Being a first-generation student, Kristine is dedicated to community outreach. Especially in teaching young students with similar backgrounds about opportunities in science, technology, engineering, and math (STEM). In March 2017, Kristine was awarded a mentorship award by the Western New York STEM Hub, a non-profit organization dedicated to K-12 STEM education.

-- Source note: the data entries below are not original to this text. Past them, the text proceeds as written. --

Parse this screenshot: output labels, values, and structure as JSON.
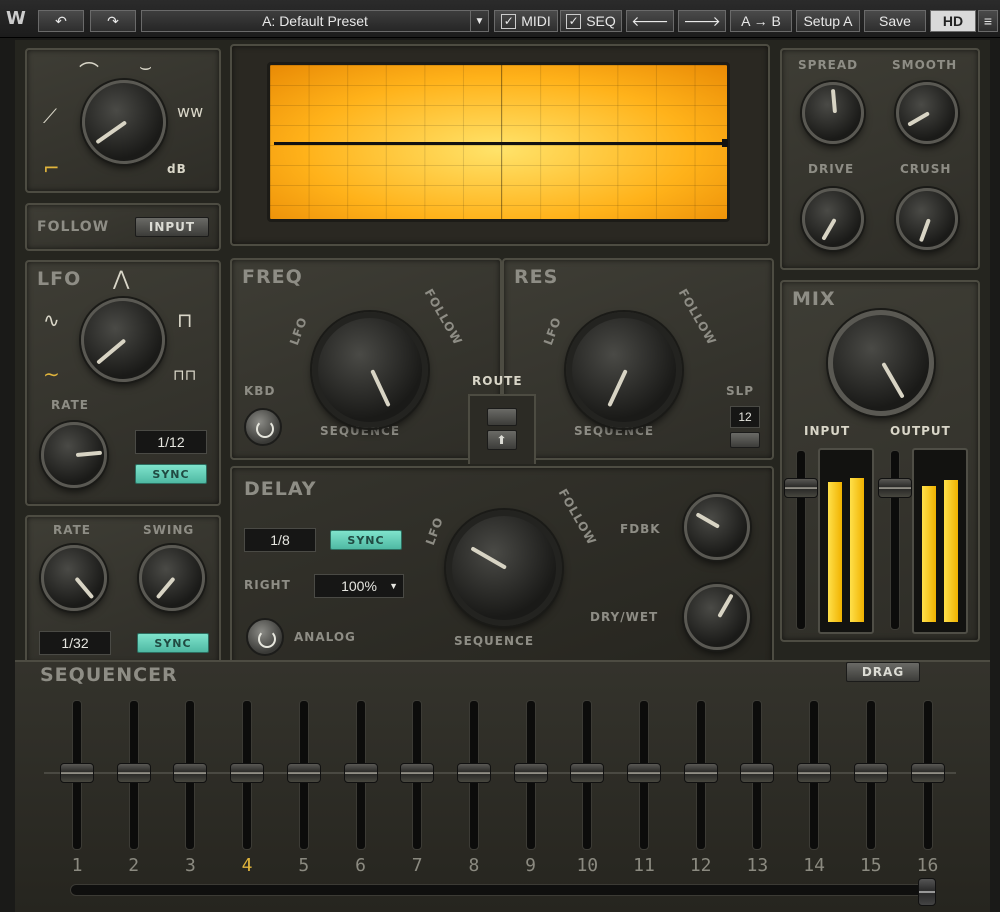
{
  "toolbar": {
    "undo_icon": "undo-icon",
    "redo_icon": "redo-icon",
    "preset_name": "A: Default Preset",
    "midi_label": "MIDI",
    "seq_label": "SEQ",
    "prev_icon": "arrow-left-icon",
    "next_icon": "arrow-right-icon",
    "ab_label": "A → B",
    "setup_label": "Setup A",
    "save_label": "Save",
    "hd_label": "HD",
    "midi_checked": true,
    "seq_checked": true
  },
  "filter_type": {
    "label_db": "dB"
  },
  "follow": {
    "label": "FOLLOW",
    "button": "INPUT"
  },
  "lfo": {
    "label": "LFO",
    "rate_label": "RATE",
    "rate_value": "1/12",
    "sync_label": "SYNC"
  },
  "seq_controls": {
    "rate_label": "RATE",
    "swing_label": "SWING",
    "rate_value": "1/32",
    "sync_label": "SYNC"
  },
  "freq": {
    "label": "FREQ",
    "kbd_label": "KBD",
    "lfo_label": "LFO",
    "follow_label": "FOLLOW",
    "sequence_label": "SEQUENCE"
  },
  "res": {
    "label": "RES",
    "lfo_label": "LFO",
    "follow_label": "FOLLOW",
    "sequence_label": "SEQUENCE",
    "slp_label": "SLP",
    "slp_value": "12"
  },
  "route": {
    "label": "ROUTE"
  },
  "delay": {
    "label": "DELAY",
    "time_value": "1/8",
    "sync_label": "SYNC",
    "right_label": "RIGHT",
    "right_value": "100%",
    "analog_label": "ANALOG",
    "lfo_label": "LFO",
    "follow_label": "FOLLOW",
    "sequence_label": "SEQUENCE",
    "fdbk_label": "FDBK",
    "drywet_label": "DRY/WET"
  },
  "fx": {
    "spread_label": "SPREAD",
    "smooth_label": "SMOOTH",
    "drive_label": "DRIVE",
    "crush_label": "CRUSH"
  },
  "mix": {
    "label": "MIX",
    "input_label": "INPUT",
    "output_label": "OUTPUT"
  },
  "sequencer": {
    "label": "SEQUENCER",
    "drag_label": "DRAG",
    "active_step": 4,
    "steps": [
      "1",
      "2",
      "3",
      "4",
      "5",
      "6",
      "7",
      "8",
      "9",
      "10",
      "11",
      "12",
      "13",
      "14",
      "15",
      "16"
    ]
  },
  "colors": {
    "accent_sync": "#5fcdb5",
    "screen": "#ffb21a",
    "meter": "#f0c000",
    "active_step": "#e0b43c"
  }
}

Learn about Kristine’s research
Title: Understanding cell reprogramming in treatment-resistant prostate cancer using organoids
- Understand the benefits of 3D organoid culture on modeling cancer
- Learn about prostate cancer cell reprogramming and how the understanding of this can lead to improved therapies
Recent studies show that cancer cells can resist treatment by changing into a different cell type. Many treatments for specific cancers, such as breast, prostate, or lung, target vital pathways active in healthy tissue. The reliance of cancer cells on these pathways suggest that they retain properties of healthy cells. A prominent example of targeted treatment is androgen deprivation therapy for advanced prostate cancer. This therapy limits the production and effectiveness of androgen hormones because prostate cancer cells depend on androgen hormones, just like their healthy counterparts. Prostate cancers that become resistant to multiple rounds of therapy often no longer express the target of therapy. These resistant or ‘reprogrammed’ tumor cells are more likely to express different cell lineage markers. These markers are expressed by neuroendocrine cells, a rare cell type in healthy and untreated cancerous prostate tissue. Once prostate cancer cells are reprogrammed, current therapies are ineffective and patients quickly succumb to their disease. Our laboratory studies reprogramming in prostate cancer cells with the aim of developing new drugs to treat these resistant patients. We use murine models and 3D organoid culture of murine and human tumors to understand how prostate cancer cells acquire the ability to reprogram and become resistant. Organoid culture is a valuable tool in our research because it allows the formation of structures that include multiple cell types. In the future, we will use organoids of aggressive prostate cancer in screens of drug candidates and assess drug effectiveness in weeks, rather than the months or years required for classic in vivo studies.
Watch the webinar
Presenter: Kristine Wadosky- Research Affiliate, Postdoctoral Roswell Park Cancer Institute Buffalo, NY
00:00 – Slide 1
Moderator: Hello and welcome. We're glad you joined us for this live webinar, Understanding Cell Reprogramming in Treatment-Resistant Prostate Cancer Using Organoids. I'm Susie Valdez of Labroots, and I'll be moderating this session. Today's education web seminar is presented by Labroots, the leading scientific social networking website and provider of virtual events and webinars advancing scientific collaboration and learning. So let's get started. (00:41)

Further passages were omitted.